Christian Vestergaard

Personal information
- Full name: Christian Vestergaard
- Date of birth: 26 March 2001 (age 25)
- Place of birth: Assens, Denmark
- Height: 1.93 m (6 ft 4 in)
- Position: Centre-back

Team information
- Current team: Horsens
- Number: 3

Youth career
- Assens
- OB

Senior career*
- Years: Team / Apps / (Gls)
- 2021–2024: OB / 1 / (0)
- 2022–2024: → Kolding (loan) / 50 / (5)
- 2024–2025: Kolding / 33 / (1)
- 2025–: Horsens / 1 / (0)

International career
- 2017: Denmark U-16 / 3 / (0)
- 2017: Denmark U-17 / 1 / (0)

= Christian Vestergaard =

Danish footballer (born 2001)

Christian Vestergaard (born 26 March 2001) is a professional Danish footballer who plays as a centre-back for Danish Superliga side AC Horsens.

==Career==
===OB===
Born in Assens, Vestergaard started his career at Assens FC, before joining OB at the age of 13.

In October 2019, Vestergaard sat on the bench for two Danish Superliga games, however, without getting his debut for the club. On 23 January 2020, shortly after undergoing cruciate ligament surgery after being injured in the same month, 18-year old Vestergaard signed a new deal with OB, running from 1 July 2021 and 1,5 years onwards, which also secured him a permanent promotion to the first team squad from the summer 2020.

After being out for two out of the last three years, Vestergaard finally got his official debut for OB in a Danish Cup game against FC Midtjylland, playing the whole game.
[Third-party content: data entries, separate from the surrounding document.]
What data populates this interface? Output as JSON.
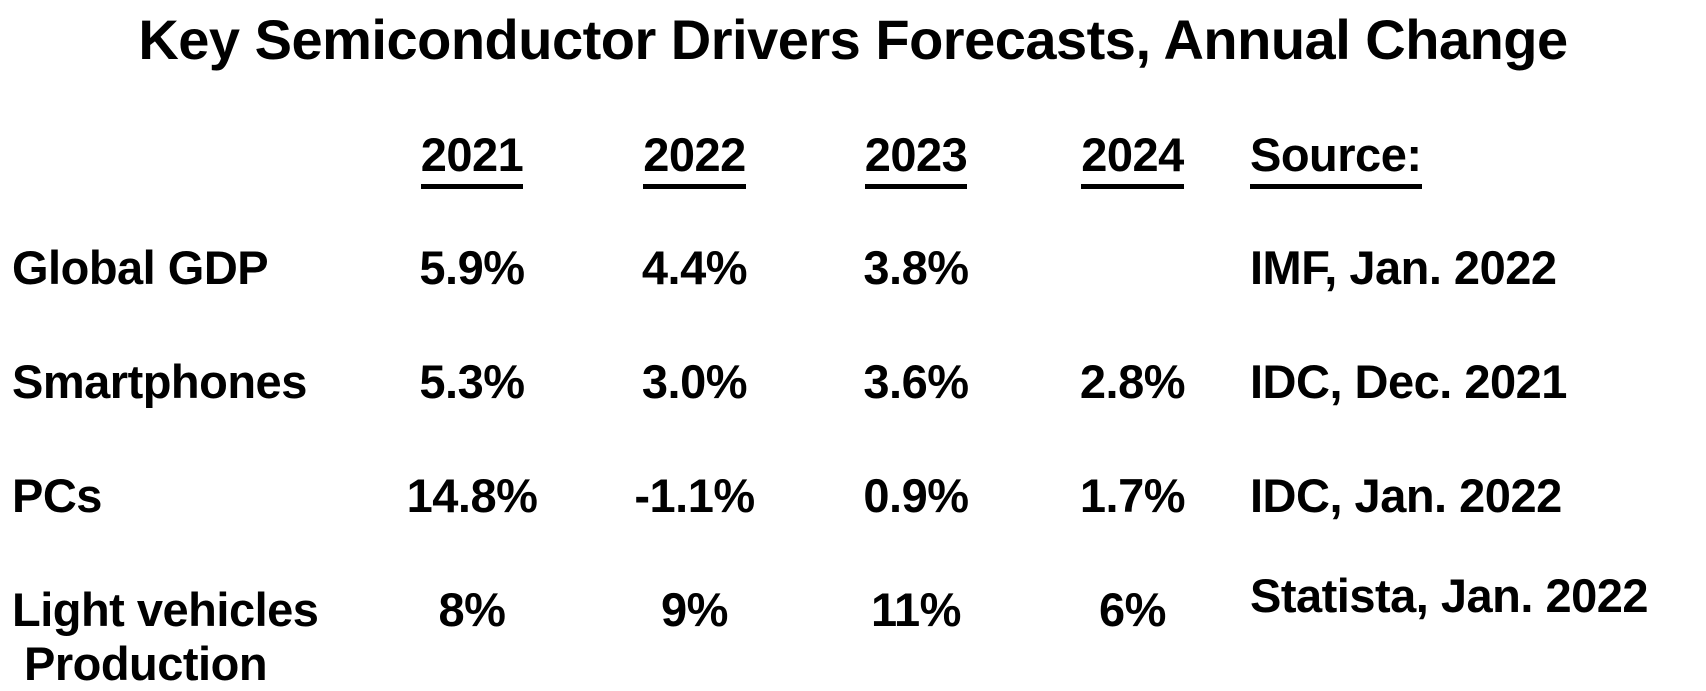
{
  "colors": {
    "background": "#ffffff",
    "text": "#000000"
  },
  "chart_data": {
    "type": "table",
    "title": "Key Semiconductor Drivers Forecasts, Annual Change",
    "year_columns": [
      "2021",
      "2022",
      "2023",
      "2024"
    ],
    "source_column": "Source:",
    "rows": [
      {
        "label": "Global GDP",
        "values": [
          "5.9%",
          "4.4%",
          "3.8%",
          ""
        ],
        "source": "IMF, Jan. 2022"
      },
      {
        "label": "Smartphones",
        "values": [
          "5.3%",
          "3.0%",
          "3.6%",
          "2.8%"
        ],
        "source": "IDC, Dec. 2021"
      },
      {
        "label": "PCs",
        "values": [
          "14.8%",
          "-1.1%",
          "0.9%",
          "1.7%"
        ],
        "source": "IDC, Jan. 2022"
      },
      {
        "label": "Light vehicles Production",
        "values": [
          "8%",
          "9%",
          "11%",
          "6%"
        ],
        "source": "Statista, Jan. 2022"
      }
    ]
  }
}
Vestergaard also got his Danish Superliga debut on 24 May 2021 against AC Horsens.

===Kolding IF===
On 31 May 2021, Vestergaard signed a contract extension with OB until July 2024. To gain some experience, it was confirmed on 24 June 2022, that Vestergaard would spend the upcoming 2022–23 season on loan at Danish 2nd Division club Kolding IF. Appearing in 28 league games during the season, Vestergaard helped Kolding secure promotion to the Danish 1st Division for the 2023–24 season. Following this, OB also confirmed that Vestergaard would spend another season on loan in Kolding.
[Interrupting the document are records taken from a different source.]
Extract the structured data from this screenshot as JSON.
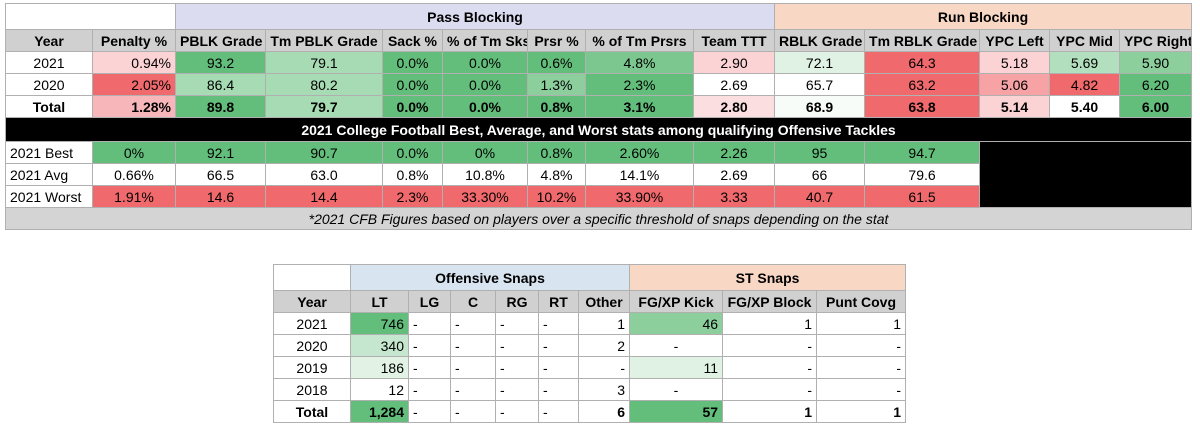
{
  "colors": {
    "green_dark": "#63be7b",
    "green_mid": "#a6dbb3",
    "green_light": "#dff2e4",
    "red_dark": "#f0696c",
    "red_mid": "#f7a3a6",
    "red_light": "#fbd3d5",
    "header_gray": "#d0d0d0"
  },
  "table1": {
    "group_headers": {
      "pass": "Pass Blocking",
      "run": "Run Blocking"
    },
    "columns": [
      "Year",
      "Penalty %",
      "PBLK Grade",
      "Tm PBLK Grade",
      "Sack %",
      "% of Tm Sks",
      "Prsr %",
      "% of Tm Prsrs",
      "Team TTT",
      "RBLK Grade",
      "Tm RBLK Grade",
      "YPC Left",
      "YPC Mid",
      "YPC Right"
    ],
    "rows": [
      [
        "2021",
        "0.94%",
        "93.2",
        "79.1",
        "0.0%",
        "0.0%",
        "0.6%",
        "4.8%",
        "2.90",
        "72.1",
        "64.3",
        "5.18",
        "5.69",
        "5.90"
      ],
      [
        "2020",
        "2.05%",
        "86.4",
        "80.2",
        "0.0%",
        "0.0%",
        "1.3%",
        "2.3%",
        "2.69",
        "65.7",
        "63.2",
        "5.06",
        "4.82",
        "6.20"
      ],
      [
        "Total",
        "1.28%",
        "89.8",
        "79.7",
        "0.0%",
        "0.0%",
        "0.8%",
        "3.1%",
        "2.80",
        "68.9",
        "63.8",
        "5.14",
        "5.40",
        "6.00"
      ]
    ],
    "banner": "2021 College Football Best, Average, and Worst stats among qualifying Offensive Tackles",
    "cfb_rows": [
      [
        "2021 Best",
        "0%",
        "92.1",
        "90.7",
        "0.0%",
        "0%",
        "0.8%",
        "2.60%",
        "2.26",
        "95",
        "94.7"
      ],
      [
        "2021 Avg",
        "0.66%",
        "66.5",
        "63.0",
        "0.8%",
        "10.8%",
        "4.8%",
        "14.1%",
        "2.69",
        "66",
        "79.6"
      ],
      [
        "2021 Worst",
        "1.91%",
        "14.6",
        "14.4",
        "2.3%",
        "33.30%",
        "10.2%",
        "33.90%",
        "3.33",
        "40.7",
        "61.5"
      ]
    ],
    "footnote": "*2021 CFB Figures based on players over a specific threshold of snaps depending on the stat"
  },
  "table2": {
    "group_headers": {
      "offense": "Offensive Snaps",
      "st": "ST Snaps"
    },
    "columns": [
      "Year",
      "LT",
      "LG",
      "C",
      "RG",
      "RT",
      "Other",
      "FG/XP Kick",
      "FG/XP Block",
      "Punt Covg"
    ],
    "rows": [
      [
        "2021",
        "746",
        "-",
        "-",
        "-",
        "-",
        "1",
        "46",
        "1",
        "1"
      ],
      [
        "2020",
        "340",
        "-",
        "-",
        "-",
        "-",
        "2",
        "-",
        "-",
        "-"
      ],
      [
        "2019",
        "186",
        "-",
        "-",
        "-",
        "-",
        "-",
        "11",
        "-",
        "-"
      ],
      [
        "2018",
        "12",
        "-",
        "-",
        "-",
        "-",
        "3",
        "-",
        "-",
        "-"
      ],
      [
        "Total",
        "1,284",
        "-",
        "-",
        "-",
        "-",
        "6",
        "57",
        "1",
        "1"
      ]
    ]
  }
}
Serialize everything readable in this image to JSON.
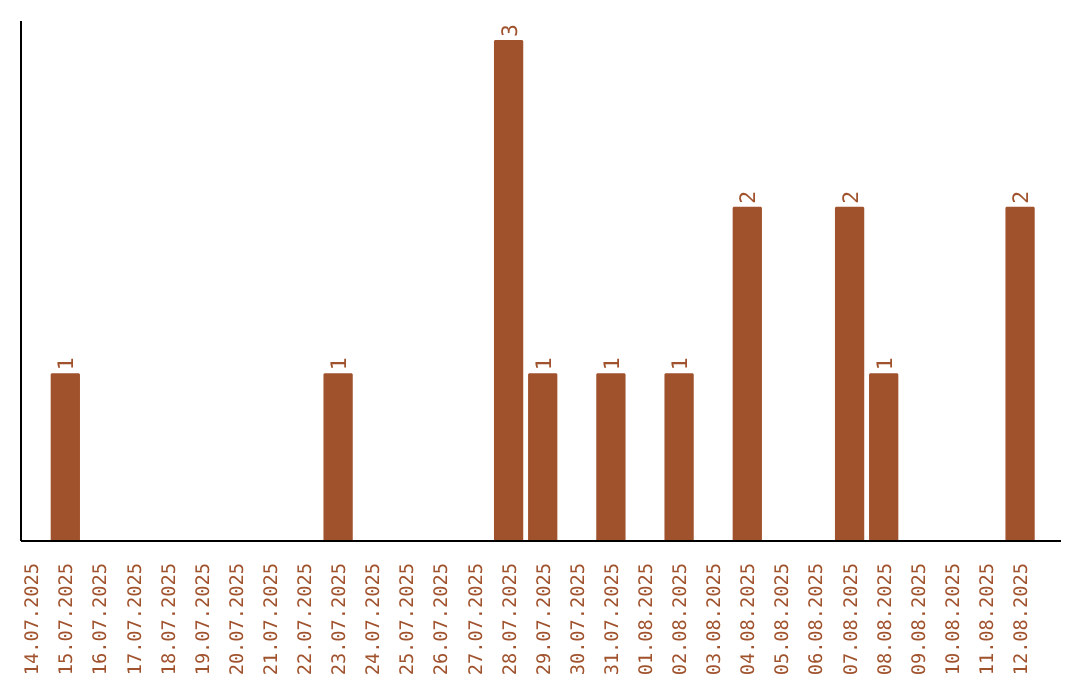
{
  "chart_data": {
    "type": "bar",
    "categories": [
      "14.07.2025",
      "15.07.2025",
      "16.07.2025",
      "17.07.2025",
      "18.07.2025",
      "19.07.2025",
      "20.07.2025",
      "21.07.2025",
      "22.07.2025",
      "23.07.2025",
      "24.07.2025",
      "25.07.2025",
      "26.07.2025",
      "27.07.2025",
      "28.07.2025",
      "29.07.2025",
      "30.07.2025",
      "31.07.2025",
      "01.08.2025",
      "02.08.2025",
      "03.08.2025",
      "04.08.2025",
      "05.08.2025",
      "06.08.2025",
      "07.08.2025",
      "08.08.2025",
      "09.08.2025",
      "10.08.2025",
      "11.08.2025",
      "12.08.2025"
    ],
    "values": [
      0,
      1,
      0,
      0,
      0,
      0,
      0,
      0,
      0,
      1,
      0,
      0,
      0,
      0,
      3,
      1,
      0,
      1,
      0,
      1,
      0,
      2,
      0,
      0,
      2,
      1,
      0,
      0,
      0,
      2
    ],
    "value_labels": [
      null,
      "1",
      null,
      null,
      null,
      null,
      null,
      null,
      null,
      "1",
      null,
      null,
      null,
      null,
      "3",
      "1",
      null,
      "1",
      null,
      "1",
      null,
      "2",
      null,
      null,
      "2",
      "1",
      null,
      null,
      null,
      "2"
    ],
    "color": "#a0522d",
    "tick_labels": "x",
    "grid": false
  }
}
On April 18, 2024, Kolding confirmed that they had signed Vestergaard to a permanent deal until June 2027, effective from the 2024–25 season.

===AC Horsens===
On 19 August 2025, Vestergaard was sold to fellow league club, Danish 1st Division side AC Horsens, signing a deal until June 2029. In his debut match a few days after the transfer, Vestergaard was hit by a cruciate ligament injury that was expected to keep him out for the rest of the season.